慧欣愛不釋手的看來看去,一伸手轉動了音樂盒的發條,發條一轉動,相擁着的情侶便踩着玻璃台座跳起舞來了。

“好美啊!”慧欣望着音樂盒獃獃的說著。

“我沒騙你吧!我說這個音樂盒好玩得不得了,連都被它迷住了,我知道你看見了一定會喜歡的,現在你應該很高興自己被救回來了吧!要是你又想不開去尋死,那可就看不到那麼好玩的東西了。”施承宗一副大哥教訓小妹的語氣。

慧欣滿足的聽着音樂盒傳來的音樂,看着音樂盒上舞動的人影。

看到這一幕,弈華會心的笑了,也許眼前這兩個人才是天造地設的一對佳偶,慧欣現在正為失去沈國強而傷心着,而施承宗又是一個那麼好,得託付終身的男人,如果這兩具人能湊在一起,那不是天賜良緣、十全十美了嗎?

想到就立即付諸實行,現在最重要的,就是向施承宗說清楚自己想和汪維揚在一起,而無法接受他對自己的感情,表明了態度之後,相信在自己的努力撮合下施承宗和慧欣的感情一定能與日俱增的。
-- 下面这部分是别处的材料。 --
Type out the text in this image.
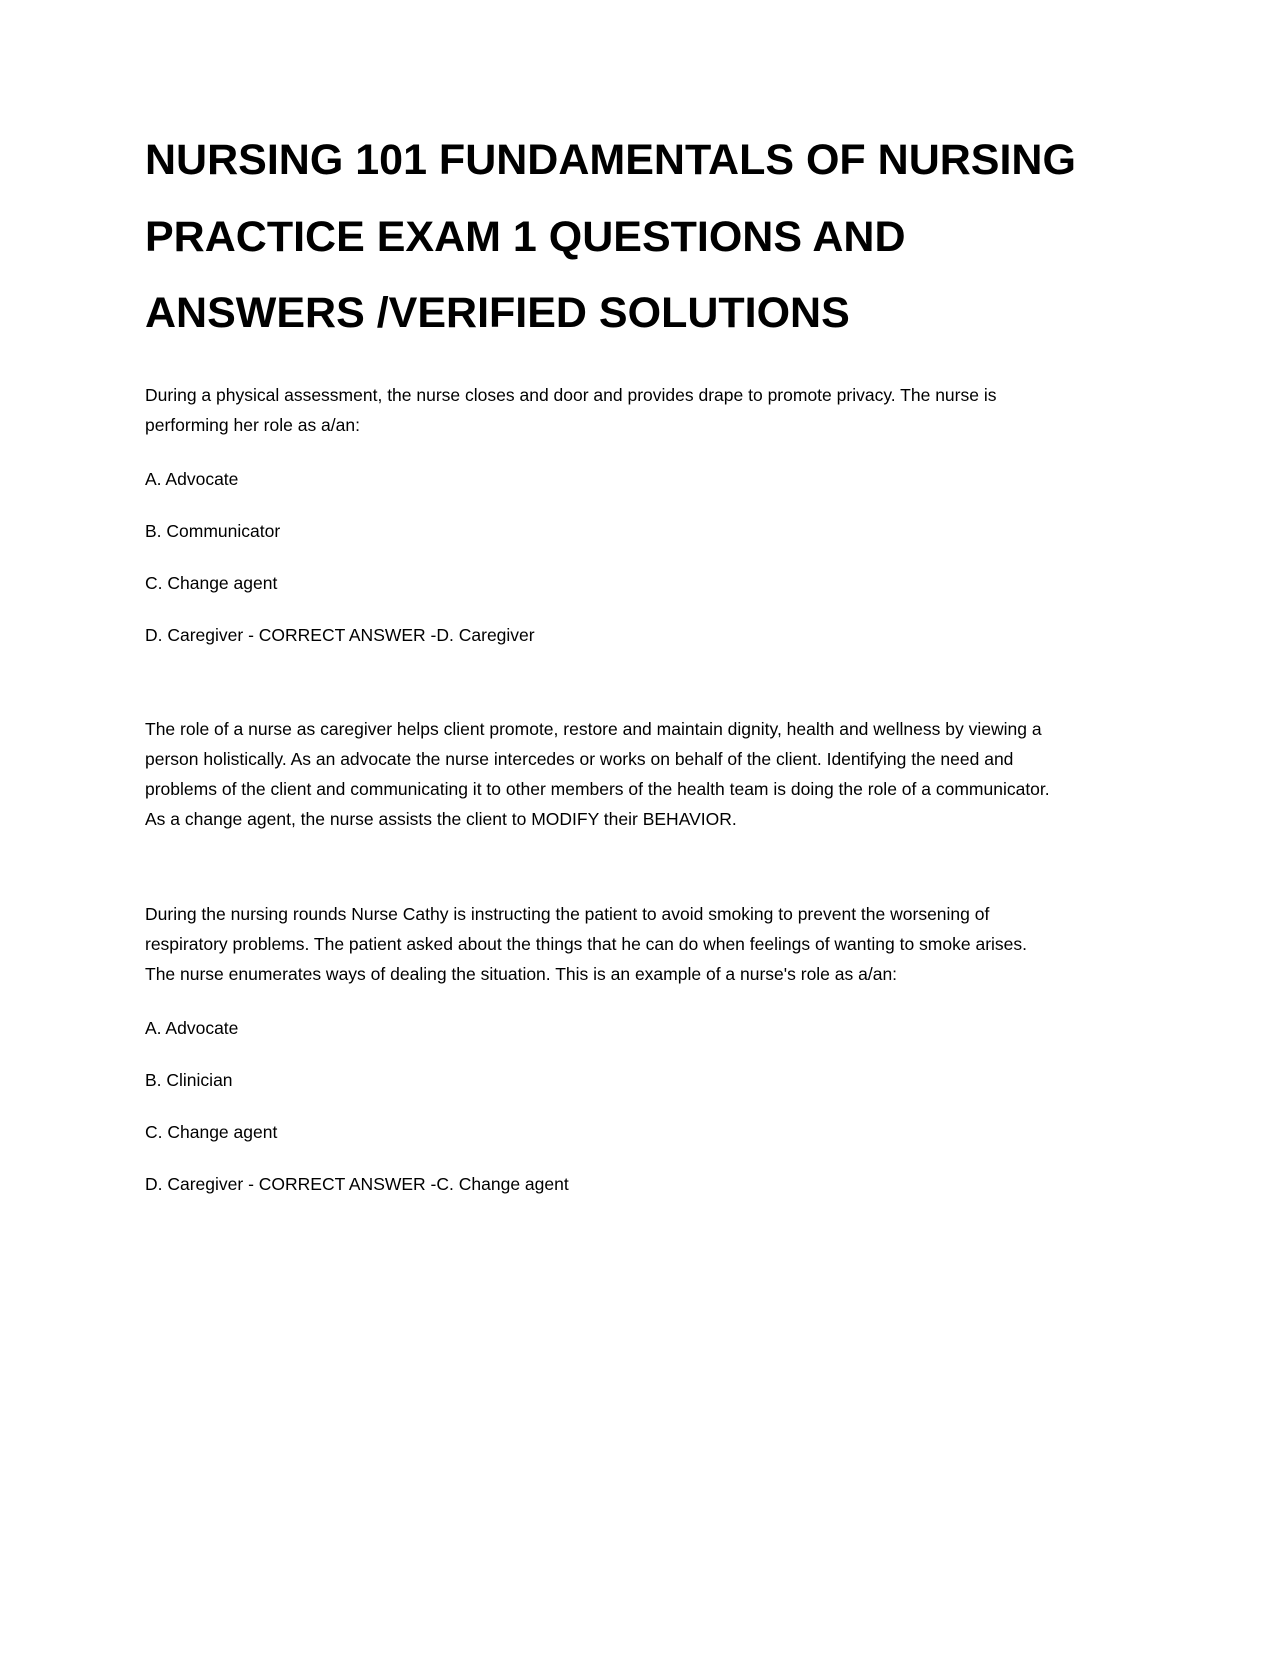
NURSING 101 FUNDAMENTALS OF NURSING PRACTICE EXAM 1 QUESTIONS AND ANSWERS /VERIFIED SOLUTIONS

During a physical assessment, the nurse closes and door and provides drape to promote privacy. The nurse is performing her role as a/an:

A. Advocate

B. Communicator

C. Change agent

D. Caregiver - CORRECT ANSWER -D. Caregiver

The role of a nurse as caregiver helps client promote, restore and maintain dignity, health and wellness by viewing a person holistically. As an advocate the nurse intercedes or works on behalf of the client. Identifying the need and problems of the client and communicating it to other members of the health team is doing the role of a communicator. As a change agent, the nurse assists the client to MODIFY their BEHAVIOR.

During the nursing rounds Nurse Cathy is instructing the patient to avoid smoking to prevent the worsening of respiratory problems. The patient asked about the things that he can do when feelings of wanting to smoke arises. The nurse enumerates ways of dealing the situation. This is an example of a nurse's role as a/an:

A. Advocate

B. Clinician

C. Change agent

D. Caregiver - CORRECT ANSWER -C. Change agent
“承宗,你能到外面來一下嗎?我有話想跟你說。”弈華鼓足了通氣對着施承宗說。

“什麼事啊?”施承宗笑着問道。

“你出來一下好嗎?是很重要的事。”弈華正經的說著。

施承宗又笑了一下,便尾隨在弈華的背後出門去了。

反手關上病房的門,施承宗好玩的看着弈華問道:“什麼事神秘兮兮的?”

“我……我有些話想跟你說,我們邊走邊聊好不好?”弈華吞吞吐吐的說著。

“好啊!我還沒試過在醫院裏面散步聊天呢!”施承宗仍然一副心情愉快的模樣。

弈華和施承宗兩個人慢慢的在醫院的走廊上走着,走了一段距離弈華都沒有開口,又過了一會兒,施承宗終於忍不住開口說:“怎麼了,你不是有事情要告訴我嗎?怎麼不說話?”

“我……承宗,你記得大前天晚上和你打架的男孩子吧?”弈華終於說話了。

“才大前天的事,我當然記得啊!他在追求你吧?他打架時的那一股狠勁,真讓人難忘,可惜他不懂得攻擊和閃避的技巧,他挨了我不少的拳頭吧?我想他是不敢再來糾纏你了。”施承宗輕鬆的說著。

“你誤會了,他沒有糾纏我,這一段日子我正在跟他交往着,我們是一對男女朋友。”弈華解釋着。

“男女朋友?原來如此,難怪他一副拚命三郎的模樣,原來是想搶回自己的情人,不過,我想你們已經決定要分手了吧!其實這種事情用不着告訴我的,我不會在乎的,過去的戀情誰沒有呢?珍惜此刻才是最重要的,不是嗎?”施承宗還是一副笑臉。

“是的,珍惜此刻才是最重要的。”弈華心中又想起了汪維揚對她的好。

“正因為珍惜自己手中擁有的幸福才是最實際的,所以我有一些話一定要現在告訴你。”弈華看着施承宗說。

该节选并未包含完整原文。